According to Amar Bhide, who studied the founders of successful ventures, about 80 percent had a college degree, 48 percent had a four-year degree, 15 percent had an MBA degree, 20 percent had some other advanced degree, and 11 percent were only high school graduates. As for their origins and backgrounds, 63 percent were from middle class, 26 percent described their backgrounds as working class, 5 percent were poor, and 6 percent came from affluent backgrounds.

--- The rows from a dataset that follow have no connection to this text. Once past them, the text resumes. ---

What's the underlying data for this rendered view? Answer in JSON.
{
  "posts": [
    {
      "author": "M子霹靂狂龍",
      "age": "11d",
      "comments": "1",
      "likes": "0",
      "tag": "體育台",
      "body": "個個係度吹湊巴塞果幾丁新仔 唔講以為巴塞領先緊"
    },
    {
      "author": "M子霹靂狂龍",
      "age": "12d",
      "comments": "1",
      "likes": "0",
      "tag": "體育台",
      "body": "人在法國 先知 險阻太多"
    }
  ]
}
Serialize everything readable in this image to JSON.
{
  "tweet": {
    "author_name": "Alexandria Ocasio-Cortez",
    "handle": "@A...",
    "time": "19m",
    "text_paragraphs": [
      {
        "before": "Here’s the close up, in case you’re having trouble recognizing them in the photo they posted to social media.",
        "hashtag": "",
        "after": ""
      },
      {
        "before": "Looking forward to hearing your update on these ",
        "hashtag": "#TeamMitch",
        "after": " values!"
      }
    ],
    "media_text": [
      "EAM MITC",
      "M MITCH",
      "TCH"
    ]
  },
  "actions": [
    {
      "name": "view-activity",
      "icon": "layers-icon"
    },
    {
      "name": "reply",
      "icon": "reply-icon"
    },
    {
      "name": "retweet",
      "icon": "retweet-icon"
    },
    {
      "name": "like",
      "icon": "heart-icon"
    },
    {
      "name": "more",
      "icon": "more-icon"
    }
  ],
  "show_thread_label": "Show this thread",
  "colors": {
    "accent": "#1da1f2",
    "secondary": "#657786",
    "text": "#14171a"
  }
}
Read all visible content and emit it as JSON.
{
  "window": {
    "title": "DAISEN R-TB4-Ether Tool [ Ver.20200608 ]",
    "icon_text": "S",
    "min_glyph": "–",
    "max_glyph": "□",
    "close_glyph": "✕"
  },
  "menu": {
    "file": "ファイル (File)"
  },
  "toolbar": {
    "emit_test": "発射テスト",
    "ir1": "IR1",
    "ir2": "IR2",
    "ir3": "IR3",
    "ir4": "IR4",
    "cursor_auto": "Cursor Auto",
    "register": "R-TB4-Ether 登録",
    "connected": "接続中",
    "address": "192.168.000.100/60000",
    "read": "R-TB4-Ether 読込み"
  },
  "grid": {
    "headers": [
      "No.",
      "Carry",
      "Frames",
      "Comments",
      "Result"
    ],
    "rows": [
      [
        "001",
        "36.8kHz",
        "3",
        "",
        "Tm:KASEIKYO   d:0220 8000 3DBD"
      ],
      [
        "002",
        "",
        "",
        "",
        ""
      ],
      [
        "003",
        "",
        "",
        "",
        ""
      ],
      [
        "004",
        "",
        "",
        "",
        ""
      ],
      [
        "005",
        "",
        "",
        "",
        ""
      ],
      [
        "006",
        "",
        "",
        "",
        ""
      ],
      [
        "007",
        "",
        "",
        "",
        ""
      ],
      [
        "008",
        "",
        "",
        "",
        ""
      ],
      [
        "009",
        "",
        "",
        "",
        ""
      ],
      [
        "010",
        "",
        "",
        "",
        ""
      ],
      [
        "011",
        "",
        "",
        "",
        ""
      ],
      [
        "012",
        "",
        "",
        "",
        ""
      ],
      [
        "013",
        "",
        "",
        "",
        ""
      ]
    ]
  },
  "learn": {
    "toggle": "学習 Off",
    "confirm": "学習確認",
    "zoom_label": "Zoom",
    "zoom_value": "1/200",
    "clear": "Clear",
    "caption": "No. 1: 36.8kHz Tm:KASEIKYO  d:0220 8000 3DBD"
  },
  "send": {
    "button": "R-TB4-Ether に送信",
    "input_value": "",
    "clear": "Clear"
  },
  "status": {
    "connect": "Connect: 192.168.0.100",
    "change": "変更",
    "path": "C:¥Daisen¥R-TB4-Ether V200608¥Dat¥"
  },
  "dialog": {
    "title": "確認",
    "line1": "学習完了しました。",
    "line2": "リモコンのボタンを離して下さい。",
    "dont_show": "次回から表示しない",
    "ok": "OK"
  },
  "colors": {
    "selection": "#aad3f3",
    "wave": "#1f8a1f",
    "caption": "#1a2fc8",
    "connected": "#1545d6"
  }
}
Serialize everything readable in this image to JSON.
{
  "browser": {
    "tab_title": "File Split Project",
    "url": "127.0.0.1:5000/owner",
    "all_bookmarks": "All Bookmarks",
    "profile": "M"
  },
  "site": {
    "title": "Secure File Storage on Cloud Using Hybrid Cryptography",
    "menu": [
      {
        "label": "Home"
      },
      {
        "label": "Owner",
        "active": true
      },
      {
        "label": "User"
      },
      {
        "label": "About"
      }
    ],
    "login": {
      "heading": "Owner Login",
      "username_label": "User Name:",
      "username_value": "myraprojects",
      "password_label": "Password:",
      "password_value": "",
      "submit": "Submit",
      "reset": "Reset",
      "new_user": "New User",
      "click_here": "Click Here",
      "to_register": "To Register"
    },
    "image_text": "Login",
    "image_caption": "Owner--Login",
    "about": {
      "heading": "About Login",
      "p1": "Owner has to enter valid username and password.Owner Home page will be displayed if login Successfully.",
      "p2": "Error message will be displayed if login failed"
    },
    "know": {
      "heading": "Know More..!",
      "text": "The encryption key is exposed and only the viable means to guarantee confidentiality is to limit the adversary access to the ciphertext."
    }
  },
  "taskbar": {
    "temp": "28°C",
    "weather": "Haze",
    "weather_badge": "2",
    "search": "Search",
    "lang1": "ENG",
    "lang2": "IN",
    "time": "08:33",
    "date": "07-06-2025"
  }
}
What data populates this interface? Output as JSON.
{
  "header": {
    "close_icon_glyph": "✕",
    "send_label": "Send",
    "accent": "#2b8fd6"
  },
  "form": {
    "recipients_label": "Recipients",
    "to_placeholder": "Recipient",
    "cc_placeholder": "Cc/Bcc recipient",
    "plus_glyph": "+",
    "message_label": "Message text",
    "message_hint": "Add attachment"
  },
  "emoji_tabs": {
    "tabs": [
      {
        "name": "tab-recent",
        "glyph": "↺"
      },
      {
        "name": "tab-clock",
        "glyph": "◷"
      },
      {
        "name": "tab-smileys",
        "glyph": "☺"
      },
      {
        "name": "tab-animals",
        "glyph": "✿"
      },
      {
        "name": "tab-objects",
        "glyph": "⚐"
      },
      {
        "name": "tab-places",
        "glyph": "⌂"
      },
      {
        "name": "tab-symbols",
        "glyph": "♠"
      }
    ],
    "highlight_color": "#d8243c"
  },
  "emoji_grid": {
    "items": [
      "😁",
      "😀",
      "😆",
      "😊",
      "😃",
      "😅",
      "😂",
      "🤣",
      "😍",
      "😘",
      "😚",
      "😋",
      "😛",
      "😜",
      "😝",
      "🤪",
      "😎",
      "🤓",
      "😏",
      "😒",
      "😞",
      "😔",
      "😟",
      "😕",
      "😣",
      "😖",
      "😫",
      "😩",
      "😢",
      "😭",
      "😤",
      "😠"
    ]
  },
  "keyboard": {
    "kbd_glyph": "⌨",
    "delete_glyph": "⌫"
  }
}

An important but neglected area in the study of entrepreneurship is the role of women in the building of high-growth ventures. Historically women have tended toward low-risk, slower-growth ventures. But things are changing as women in senior levels of marketing and management are being exposed to raising money and managing new business ventures.
Minority-owned businesses grew explosively in the 1990’s. Nearly 25,000 had sales of more than $1 million. Information put together by U.S. Census Bureau’s “Survey of Minority Owned Business Enterprises” found that Blacks own more than 800,000 ventures, and that there were some 3 million minority entrepreneurs by the end of the 1990’s. Also, skilled immigrants are an increasingly important but largely unrecognized source of well-educated entrepreneurs. The Immigration Act of 1990 created significant new opportunities for foreign-born, highly educated professionals.